Once we were in Chicago and all checked into the hotel, I laid in the comfortable bed watching tv, with my backpack shoved into a hotel closet. The next day, was to be my first day of exploration. I got up, got dressed, threw my backpack on, walked to the elevator, walked down the hall to the hotel’s Starbuck’s 20 feet from the front door and sat down. I ordered a drink and sat for a while at a table and realized there was no way with the pain I felt that I could leave. Instead, I went back to the room, ordered room service and spent the day lying in bed watching Law and Order: Special Victims Unit re-runs.
On my last day of solo exploration, I didn’t even try. I was so humiliated and ashamed. The backpack remained on the floor where I left it the night before and spent my 2nd day lying in bed, again watching Law and Order: Special Victims Unit and ordering room service.
The remainder of the trip, as a couple, was a mess of cabs driving us 3 blocks to see landmarks where I would vary between 40 feet to 20 feet before I needed to sit down. In one occasion where there was not a bench, I simply collapsed on the ground. As the vacation continued, I couldn’t stand in a line at a drug store to buy lotion to help the sunburns we received, I couldn’t climb the 5 plus flights to reach our seats at Wrigley Field, and I was only able to enjoy A Sunday Afternoon on the Island of La Grande Jatte by Georges Seurat at the Art Institute of Chicago from a sitting position.
On the flight home, the seat belt buckled this time.

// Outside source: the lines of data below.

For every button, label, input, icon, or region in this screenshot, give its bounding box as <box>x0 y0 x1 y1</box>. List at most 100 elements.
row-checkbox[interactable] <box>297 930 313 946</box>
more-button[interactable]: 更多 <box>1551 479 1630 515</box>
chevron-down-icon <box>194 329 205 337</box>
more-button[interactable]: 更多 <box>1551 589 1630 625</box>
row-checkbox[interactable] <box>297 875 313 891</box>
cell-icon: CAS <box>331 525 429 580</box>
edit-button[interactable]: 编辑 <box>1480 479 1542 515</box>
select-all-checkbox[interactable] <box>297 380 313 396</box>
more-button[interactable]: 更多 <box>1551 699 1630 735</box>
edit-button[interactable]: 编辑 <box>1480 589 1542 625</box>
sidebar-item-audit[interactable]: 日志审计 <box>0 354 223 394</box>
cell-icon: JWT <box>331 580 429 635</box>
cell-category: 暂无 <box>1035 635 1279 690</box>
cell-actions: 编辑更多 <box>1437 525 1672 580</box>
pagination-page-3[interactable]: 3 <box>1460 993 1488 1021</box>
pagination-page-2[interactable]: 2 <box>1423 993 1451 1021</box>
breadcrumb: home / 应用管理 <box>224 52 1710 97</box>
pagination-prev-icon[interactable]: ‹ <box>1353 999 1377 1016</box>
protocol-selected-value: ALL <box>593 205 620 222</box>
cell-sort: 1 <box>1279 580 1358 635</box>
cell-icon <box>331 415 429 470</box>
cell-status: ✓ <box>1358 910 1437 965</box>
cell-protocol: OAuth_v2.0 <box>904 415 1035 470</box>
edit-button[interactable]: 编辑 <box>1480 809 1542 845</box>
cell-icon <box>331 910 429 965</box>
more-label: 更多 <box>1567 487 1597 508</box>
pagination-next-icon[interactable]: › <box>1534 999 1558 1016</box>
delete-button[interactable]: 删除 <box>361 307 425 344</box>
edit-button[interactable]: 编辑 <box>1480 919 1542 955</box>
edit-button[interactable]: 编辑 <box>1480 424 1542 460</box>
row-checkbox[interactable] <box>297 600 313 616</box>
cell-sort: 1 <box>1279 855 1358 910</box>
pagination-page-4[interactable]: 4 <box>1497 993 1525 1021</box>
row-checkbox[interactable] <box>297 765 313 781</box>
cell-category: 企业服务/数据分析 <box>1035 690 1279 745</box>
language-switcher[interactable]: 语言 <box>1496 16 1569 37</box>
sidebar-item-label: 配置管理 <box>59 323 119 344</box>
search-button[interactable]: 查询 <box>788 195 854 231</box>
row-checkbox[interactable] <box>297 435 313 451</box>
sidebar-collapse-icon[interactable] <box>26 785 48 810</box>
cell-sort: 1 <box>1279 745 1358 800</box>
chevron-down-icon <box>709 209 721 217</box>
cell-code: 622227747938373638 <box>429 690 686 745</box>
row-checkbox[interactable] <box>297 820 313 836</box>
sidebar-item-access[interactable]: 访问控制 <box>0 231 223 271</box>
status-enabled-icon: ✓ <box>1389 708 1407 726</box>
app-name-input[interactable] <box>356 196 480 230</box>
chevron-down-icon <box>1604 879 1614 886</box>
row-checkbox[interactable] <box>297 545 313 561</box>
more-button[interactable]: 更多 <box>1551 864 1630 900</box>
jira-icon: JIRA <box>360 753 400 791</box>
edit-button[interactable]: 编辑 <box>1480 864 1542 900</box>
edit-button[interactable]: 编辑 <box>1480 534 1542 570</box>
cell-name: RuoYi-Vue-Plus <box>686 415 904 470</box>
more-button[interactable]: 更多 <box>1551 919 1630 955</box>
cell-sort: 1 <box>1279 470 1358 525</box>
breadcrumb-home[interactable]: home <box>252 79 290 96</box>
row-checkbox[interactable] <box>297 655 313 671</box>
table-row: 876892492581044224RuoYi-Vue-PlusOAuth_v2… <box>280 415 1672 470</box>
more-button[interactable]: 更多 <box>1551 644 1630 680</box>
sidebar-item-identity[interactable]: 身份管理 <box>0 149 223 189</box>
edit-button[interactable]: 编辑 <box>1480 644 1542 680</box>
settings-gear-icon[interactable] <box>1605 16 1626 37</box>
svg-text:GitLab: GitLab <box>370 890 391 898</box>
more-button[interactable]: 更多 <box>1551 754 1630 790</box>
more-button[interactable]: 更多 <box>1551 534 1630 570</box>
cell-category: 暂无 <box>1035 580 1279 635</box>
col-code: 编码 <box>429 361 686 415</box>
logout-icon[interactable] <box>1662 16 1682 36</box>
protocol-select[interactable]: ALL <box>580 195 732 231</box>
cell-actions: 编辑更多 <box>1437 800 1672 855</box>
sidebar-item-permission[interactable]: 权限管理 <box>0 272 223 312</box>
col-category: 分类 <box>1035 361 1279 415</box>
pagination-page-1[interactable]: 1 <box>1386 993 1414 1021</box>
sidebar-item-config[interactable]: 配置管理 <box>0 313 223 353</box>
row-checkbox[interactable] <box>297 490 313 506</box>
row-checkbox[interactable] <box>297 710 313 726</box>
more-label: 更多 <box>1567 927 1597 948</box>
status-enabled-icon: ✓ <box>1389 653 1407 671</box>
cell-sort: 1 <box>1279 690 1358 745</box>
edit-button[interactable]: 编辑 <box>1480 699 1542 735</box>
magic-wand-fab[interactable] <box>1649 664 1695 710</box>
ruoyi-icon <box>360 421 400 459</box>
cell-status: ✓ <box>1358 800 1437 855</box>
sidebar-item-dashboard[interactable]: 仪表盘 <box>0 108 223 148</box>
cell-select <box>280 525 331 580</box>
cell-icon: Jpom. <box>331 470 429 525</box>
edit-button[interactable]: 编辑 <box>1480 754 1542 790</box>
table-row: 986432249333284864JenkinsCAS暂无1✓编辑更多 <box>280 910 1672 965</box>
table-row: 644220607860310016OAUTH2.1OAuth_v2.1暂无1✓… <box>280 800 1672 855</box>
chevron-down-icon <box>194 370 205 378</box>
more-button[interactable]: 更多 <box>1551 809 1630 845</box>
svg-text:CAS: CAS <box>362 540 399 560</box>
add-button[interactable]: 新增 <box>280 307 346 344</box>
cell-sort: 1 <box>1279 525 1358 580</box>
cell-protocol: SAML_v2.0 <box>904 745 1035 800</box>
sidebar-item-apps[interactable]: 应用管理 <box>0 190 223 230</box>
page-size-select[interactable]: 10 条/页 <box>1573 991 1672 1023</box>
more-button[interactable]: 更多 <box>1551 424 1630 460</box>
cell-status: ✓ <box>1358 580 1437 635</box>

I looked at my backpack, and it looked exactly as it did when I bought it off the rack. The majority of the pictures my husband took didn’t have me in them. In the ones I was in, I was standing with half of me behind him. All the pictures I took were taken from the backseat of a cab, attempting to capture a moment of exploration while I had no control of the speed of the world around me.
After our return, my husband called our insurance to find out about bariatric sleeve coverage, beginning what I did not understand then, the extent of the NOTHING WILL BE THE SAME journey.
But as I look now at that same bag, now worn and stained next to me, I think of all the places I have gone with that bag, especially the day it came with me to surgery.